Krystyn Van Vliet, who was assigned the designation of the Paul M. Cook Career Development Associate Professor of Material Science and Engineering and Biological Engineering, has come from a background where she had only a modest level of exposure to technology or science.
Nevertheless, she recalls that she was inspired by the farmers in southern New Jersey and their handling of multifaceted equipment such as potato harvesters and their ease of handling biology questions such as the nitrogen requirement in the soil to make the pepper fruit produce more quickly than the leaves.
In addition to her experience in farms her period of stay when she was just 13 at Space Camp, a learning program organized in Huntsville, Ala, and the high level technical matter has furthered her interest into academic research on topics ranging from how cancer cells draw new blood vessels to enhance their growth to the microscopic structure of concrete. But all her lab experiments and computer models carried a common thread to know how mechanics and chemistry are strongly linked in materials that are significant to human survival.
She chose to join the Brown University to get degrees in both bioethics and biomedical engineering and progressed with encouragement from her professors. She was encouraged to join MIT by Kirk Kolenbrander, the then material science and engineering faculty at MIT and earned her Ph.D. in 2002 within four years, submitting a thesis on forecasting defect nucleation in metals. On completing her doctorate, she was offered to join as a faculty in the Materials Science and Engineering Department. Before coming back to MIT in 2004 as an assistant professor she was with Children’s Hospital Boston as a Postdoc studying the way how mechanical strain influences chemical activity of enzymes associated to the development of blood vessels.

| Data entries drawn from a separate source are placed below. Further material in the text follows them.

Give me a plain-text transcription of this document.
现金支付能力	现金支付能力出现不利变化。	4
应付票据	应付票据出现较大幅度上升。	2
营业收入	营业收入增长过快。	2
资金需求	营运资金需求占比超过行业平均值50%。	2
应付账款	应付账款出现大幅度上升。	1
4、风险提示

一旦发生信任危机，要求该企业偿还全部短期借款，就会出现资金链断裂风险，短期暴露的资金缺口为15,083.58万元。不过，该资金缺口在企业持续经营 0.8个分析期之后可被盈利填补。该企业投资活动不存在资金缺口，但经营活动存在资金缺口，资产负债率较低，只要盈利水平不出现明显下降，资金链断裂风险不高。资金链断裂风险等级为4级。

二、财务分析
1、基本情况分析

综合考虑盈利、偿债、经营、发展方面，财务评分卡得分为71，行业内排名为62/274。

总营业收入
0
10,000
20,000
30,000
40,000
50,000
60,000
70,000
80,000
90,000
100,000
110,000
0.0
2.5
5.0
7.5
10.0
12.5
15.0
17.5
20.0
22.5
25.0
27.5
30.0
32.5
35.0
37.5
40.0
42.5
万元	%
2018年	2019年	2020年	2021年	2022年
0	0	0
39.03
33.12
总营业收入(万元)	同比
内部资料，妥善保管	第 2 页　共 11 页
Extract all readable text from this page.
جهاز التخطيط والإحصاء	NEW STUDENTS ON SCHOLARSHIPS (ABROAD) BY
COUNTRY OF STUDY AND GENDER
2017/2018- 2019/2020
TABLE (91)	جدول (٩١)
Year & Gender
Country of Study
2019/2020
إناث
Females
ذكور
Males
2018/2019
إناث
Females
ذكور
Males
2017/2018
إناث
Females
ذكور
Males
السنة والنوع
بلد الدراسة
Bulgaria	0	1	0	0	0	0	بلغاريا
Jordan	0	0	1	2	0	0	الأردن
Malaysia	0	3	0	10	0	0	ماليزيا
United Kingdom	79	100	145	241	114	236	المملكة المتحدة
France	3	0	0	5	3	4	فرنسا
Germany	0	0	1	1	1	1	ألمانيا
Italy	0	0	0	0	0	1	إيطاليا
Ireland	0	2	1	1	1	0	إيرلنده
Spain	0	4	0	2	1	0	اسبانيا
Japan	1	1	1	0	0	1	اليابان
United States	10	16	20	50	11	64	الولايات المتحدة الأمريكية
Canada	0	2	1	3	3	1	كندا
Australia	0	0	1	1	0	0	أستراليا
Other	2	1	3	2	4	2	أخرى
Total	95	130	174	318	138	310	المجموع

She has been conducting research on material chemomechanics, a union between mechanics and chemistry. Her group has depicted the way tissue cells react to changes in their chemical and mechanical environment, which includes those changes that cause cancer by researching nonbiological materials that contribute to mechanical and chemical union, polymers that can imitate some attributes of tissues, nanocomposite coatings that assist in bettering the sturdiness of car bodies and how the water held in small pores of cement-based materials control their mechanical attributes.